I’m not the best hostess, for the people I invite over to dinner I’m sure it’s acceptable, but it might be shameful how I neglect the guy on the couch I didn’t invite over, and this time neither did my step-daughter. Sometimes the guy on the couch needs to be a little less comfortable.
How to tell them to leave…
I’ve posted signs about my expectations for occupants, started conversations about things that wouldn’t make them stay, and to top the list a good friend of mine actually had the electricity turned off temporarily, so that the guy would stop mooching her internet and tv. It always surprises me the entitlement that some people have in another person’s home, when mental illness or other understandable circumstance isn’t the cause. Some people’s children! 🙂
Something I did to try to curve the demographic of teens that stuck around our household, was to make specifically posted guest house rules. You know I had house rules for the kids and our actual roommates, too, but this was specific to people who didn’t pay rent.
Post the house rules
The rules encompassed meals, snacks, drinks, clean-up, appropriate behavior, alcohol use, illegal activities, parking, appropriate language, among other things as they came up. We also had a small child in the home at the time, so I was able to blame a lot of my restrictions on limiting his exposure to things.
Some creative ways to express your wishes for your household and its culture include felt board signs, chalk boards, laminated in a picture frame, or even on a landing page for people who sign into the wifi. I point it out to my kids’ and man’s friends one of the first times I see them in the house, to let them know it’s me who has the strict rules, not my cool counterpart.

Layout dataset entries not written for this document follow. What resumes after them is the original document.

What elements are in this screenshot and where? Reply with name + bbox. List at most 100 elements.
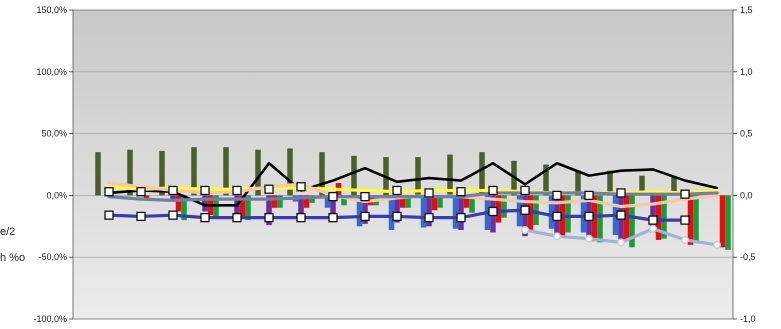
bar <box>394 195 400 223</box>
bar <box>175 195 182 212</box>
bar <box>426 195 432 227</box>
bar <box>191 147 197 196</box>
left-tick-label: 50,0% <box>41 129 67 139</box>
bar <box>351 155 357 196</box>
point-marker <box>424 212 434 223</box>
bar <box>223 147 229 196</box>
bar <box>597 195 603 243</box>
point-marker <box>584 190 594 201</box>
bar <box>463 195 470 208</box>
point-marker <box>392 185 402 196</box>
bar <box>309 195 315 203</box>
bar <box>655 195 662 240</box>
point-marker <box>585 234 594 243</box>
point-marker <box>296 212 306 223</box>
bar <box>639 175 645 196</box>
bar <box>447 154 453 196</box>
bar <box>575 170 581 196</box>
bar <box>687 195 694 245</box>
bar <box>271 195 278 208</box>
bar <box>356 195 363 227</box>
bar <box>266 195 272 226</box>
left-tick-label: 150,0% <box>36 5 67 15</box>
bar <box>437 195 443 208</box>
line-series <box>104 161 722 249</box>
series-line <box>107 161 719 207</box>
point-marker <box>681 235 690 244</box>
bar <box>420 195 427 228</box>
edge-label-1: e/2 <box>0 226 15 238</box>
point-marker <box>200 212 210 223</box>
point-marker <box>328 191 338 202</box>
bar <box>245 195 251 221</box>
point-marker <box>649 224 658 233</box>
bar <box>452 195 459 229</box>
bar <box>319 152 325 196</box>
bar <box>501 195 507 218</box>
bar <box>693 195 699 243</box>
point-marker <box>488 185 498 196</box>
bar <box>298 195 304 222</box>
point-marker <box>488 206 498 217</box>
right-tick-label: 1,5 <box>740 5 753 15</box>
bar <box>431 195 438 211</box>
bar <box>239 195 246 217</box>
point-marker <box>456 212 466 223</box>
point-marker <box>360 211 370 222</box>
left-tick-label: 100,0% <box>36 67 67 77</box>
bar <box>324 195 331 208</box>
left-tick-label: -50,0% <box>38 252 67 262</box>
bar <box>522 195 528 237</box>
series-line <box>107 191 719 202</box>
bar <box>277 195 283 208</box>
plot-area <box>72 9 734 320</box>
bar <box>548 195 555 229</box>
bar <box>303 195 310 208</box>
point-marker <box>296 182 306 192</box>
right-tick-label: 0,5 <box>740 129 753 139</box>
right-tick-label: -0,5 <box>740 252 756 262</box>
bar <box>543 164 549 196</box>
point-marker <box>424 188 434 198</box>
bar <box>469 195 475 213</box>
bar <box>362 195 368 224</box>
point-marker <box>521 226 530 235</box>
bar <box>388 195 395 231</box>
bar <box>127 149 133 196</box>
bar <box>527 195 534 233</box>
point-marker <box>136 187 146 197</box>
point-marker <box>520 205 530 215</box>
point-marker <box>617 238 626 247</box>
bar <box>607 170 613 196</box>
edge-label-2: h %o <box>0 252 25 264</box>
point-marker <box>616 188 626 198</box>
point-marker <box>104 187 114 197</box>
bar <box>479 152 485 196</box>
bar <box>159 150 165 196</box>
point-marker <box>553 232 562 241</box>
point-marker <box>616 210 626 220</box>
left-tick-label: -100,0% <box>33 314 67 324</box>
point-marker <box>168 185 178 196</box>
bar <box>623 195 630 240</box>
bar <box>650 195 656 233</box>
right-tick-label: 1,0 <box>740 67 753 77</box>
right-tick-label: 0,0 <box>740 190 753 200</box>
bar <box>725 195 731 250</box>
bar <box>533 195 539 226</box>
point-marker <box>520 185 530 196</box>
point-marker <box>136 211 146 222</box>
point-marker <box>200 185 210 196</box>
bar <box>405 195 411 208</box>
bar <box>170 195 176 202</box>
left-tick-label: 0,0% <box>46 190 67 200</box>
bar <box>495 195 502 223</box>
bar <box>719 195 726 248</box>
point-marker <box>648 215 658 225</box>
point-marker <box>713 240 722 249</box>
point-marker <box>552 211 562 222</box>
point-marker <box>456 187 466 197</box>
bar <box>580 195 587 233</box>
point-marker <box>584 211 594 222</box>
right-axis: 1,5 1,0 0,5 0,0 -0,5 -1,0 <box>733 5 756 324</box>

Have a cool counterpart who somehow ends up looking like the good guy no matter what you do? This is one of those times you just take the credit so they don’t expect the cool-guy response when they’ve broken a rule. Hold adult and teen guests accountable for their actions, but the fault also belongs to the kid who invited them. And don’t worry, the kid who usually hears it is the dad.
Speak up, Mom!
Sometimes it’s difficult to envision changing an uncomfortable home situation, especially when it requires you use your voice. Often you’re not the only one who is uncomfortable, and other people’s moms will likely agree if they hear about your unreasonable restrictions. Before you throw a fit or make a big deal out of every little thing, set some bare minimum rules you’d like followed so you can enjoy your home, and stand by those.
Instead of taking it up with facebook friends about whether or not you’re being unreasonable, sit down and talk about the house rules in person with your roommates, print off a few sets of examples, and see who can come up with some creative rules for your household. Then make them presentable in some way to your guest if you decide to make guest rules.